Why Do I Need Regular Eye Exams?
Your long term relationship with your eye doctor at Total Vision is one of the best ways to prevent eye diseases, make sure your prescriptions are precisely correct, and receive prompt treatment for any new issues. Your Total Vision exam will consist of a variety of tests to measure your ocular health, track and/or identify any vision problems, diagnose issues, and identify any necessary treatments.
Regular eye exams are an important part of maintaining your health and protecting your sight from childhood through your aging years. Many patients in Tierrasanta already know the benefits of choosing a comprehensive eye care center like Total Vision to take care of all your family’s eye care needs at one friendly and welcoming office.
What Should I Expect From My Total Vision Eye Exam?
Your eye exam should last less than an hour in total and will be entirely painless. If you are joining us at Total Vision for an eye exam for the first time in a long time, or just want a reminder of what to expect, read on for fast facts and more information.
During Your Eye Exam Your Eye Doctor Will:
- Talk to you about your medical history. Certain conditions such as diabetes or high blood pressure can be risk factors for eye diseases. It’s important that your eye doctor gets a full picture of your overall health to give you the best possible care.
- Discuss any vision problems you are experiencing.
- Inquire as to whether you have any family history of vision problems or eye disease.
- Get a sense of your lifestyle - your job, your hobbies - all to best treat your unique needs.

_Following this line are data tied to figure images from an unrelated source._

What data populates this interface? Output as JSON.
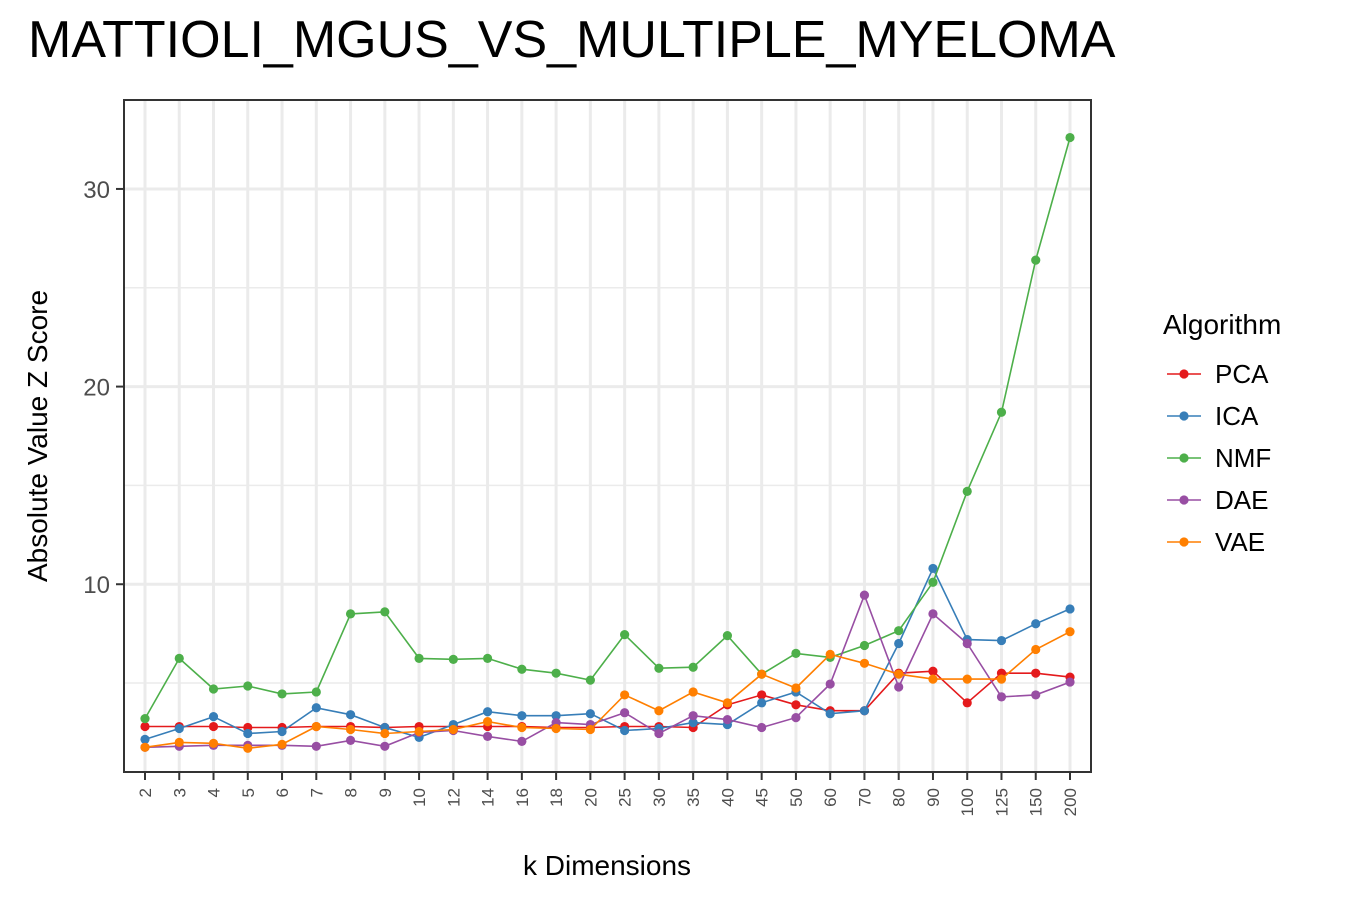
{
  "chart_data": {
    "type": "line",
    "title": "MATTIOLI_MGUS_VS_MULTIPLE_MYELOMA",
    "xlabel": "k Dimensions",
    "ylabel": "Absolute Value Z Score",
    "categories": [
      "2",
      "3",
      "4",
      "5",
      "6",
      "7",
      "8",
      "9",
      "10",
      "12",
      "14",
      "16",
      "18",
      "20",
      "25",
      "30",
      "35",
      "40",
      "45",
      "50",
      "60",
      "70",
      "80",
      "90",
      "100",
      "125",
      "150",
      "200"
    ],
    "yticks": [
      10,
      20,
      30
    ],
    "ylim": [
      0.5,
      34.5
    ],
    "grid": true,
    "legend": {
      "title": "Algorithm",
      "position": "right"
    },
    "series": [
      {
        "name": "PCA",
        "color": "#E41A1C",
        "values": [
          2.8,
          2.8,
          2.8,
          2.75,
          2.75,
          2.8,
          2.8,
          2.75,
          2.8,
          2.8,
          2.8,
          2.8,
          2.75,
          2.75,
          2.8,
          2.8,
          2.75,
          3.9,
          4.4,
          3.9,
          3.6,
          3.6,
          5.5,
          5.6,
          4.0,
          5.5,
          5.5,
          5.3
        ]
      },
      {
        "name": "ICA",
        "color": "#377EB8",
        "values": [
          2.15,
          2.7,
          3.3,
          2.45,
          2.55,
          3.75,
          3.4,
          2.75,
          2.25,
          2.9,
          3.55,
          3.35,
          3.35,
          3.45,
          2.6,
          2.7,
          3.0,
          2.9,
          4.0,
          4.55,
          3.45,
          3.6,
          7.0,
          10.8,
          7.2,
          7.15,
          8.0,
          8.75
        ]
      },
      {
        "name": "NMF",
        "color": "#4DAF4A",
        "values": [
          3.2,
          6.25,
          4.7,
          4.85,
          4.45,
          4.55,
          8.5,
          8.6,
          6.25,
          6.2,
          6.25,
          5.7,
          5.5,
          5.15,
          7.45,
          5.75,
          5.8,
          7.4,
          5.45,
          6.5,
          6.3,
          6.9,
          7.65,
          10.1,
          14.7,
          18.7,
          26.4,
          32.6
        ]
      },
      {
        "name": "DAE",
        "color": "#984EA3",
        "values": [
          1.75,
          1.8,
          1.85,
          1.85,
          1.85,
          1.8,
          2.1,
          1.8,
          2.5,
          2.6,
          2.3,
          2.05,
          3.0,
          2.9,
          3.5,
          2.45,
          3.35,
          3.15,
          2.75,
          3.25,
          4.95,
          9.45,
          4.8,
          8.5,
          7.0,
          4.3,
          4.4,
          5.05
        ]
      },
      {
        "name": "VAE",
        "color": "#FF7F00",
        "values": [
          1.75,
          2.0,
          1.95,
          1.7,
          1.9,
          2.8,
          2.65,
          2.45,
          2.55,
          2.65,
          3.05,
          2.75,
          2.7,
          2.65,
          4.4,
          3.6,
          4.55,
          4.0,
          5.45,
          4.75,
          6.45,
          6.0,
          5.45,
          5.2,
          5.2,
          5.2,
          6.7,
          7.6
        ]
      }
    ]
  }
}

Your Total Vision optometrist will perform a series of tests to evaluate your eye health, determine your glasses and/or contact lens prescription, if necessary. A comprehensive eye exam usually includes:
Retinoscopy & Refraction Tests
Retinoscopy allows your eye doctor to get an approximate sense of what your glasses prescription should be, or if you need one at all. You will look through a device called a phoropter as your eye doctor switches through lenses of differing strengths. As they shine a light in your eyes, they observe how your eyes respond to different lens strengths.
Next, your optometrist performs a refraction test. As you continue to look through the phoropter, your eye doctor will ask you to look at an eye chart across the room. As they cycle through lenses of different strengths, your eye doctor will ask which lenses are delivering clearer vision for you. This allows the optometrist to determine your precise glasses prescription or rule out the need for corrective lenses.
Visual Acuity Tests
When you picture yourself at the eye doctor, you probably envision a chart with letters and numbers, right? What you’re picturing is a visual acuity test. Your eye doctor will ask you to identify letters and numbers of different sizes with one eye covered and then the other. The optometrist determines how closely each eye’s performance measures up to the 20/20 vision standard without any correction like glasses or contacts. This is just one factor to ensure you get the best results.
Also called the “puff of air” test, this test measures your intraocular pressure, the pressure inside your eye. Higher pressure can mean you are at risk of developing or have developed glaucoma, a disease that can threaten your sight.
Visual Field Tests
Your Total Vision eye doctor may use a variety of tests to evaluate your peripheral vision, but overall these tests help your doctor evaluate how well your eyes work together, whether there are gaps in your peripheral vision, and diagnose certain eye conditions or potential eye diseases.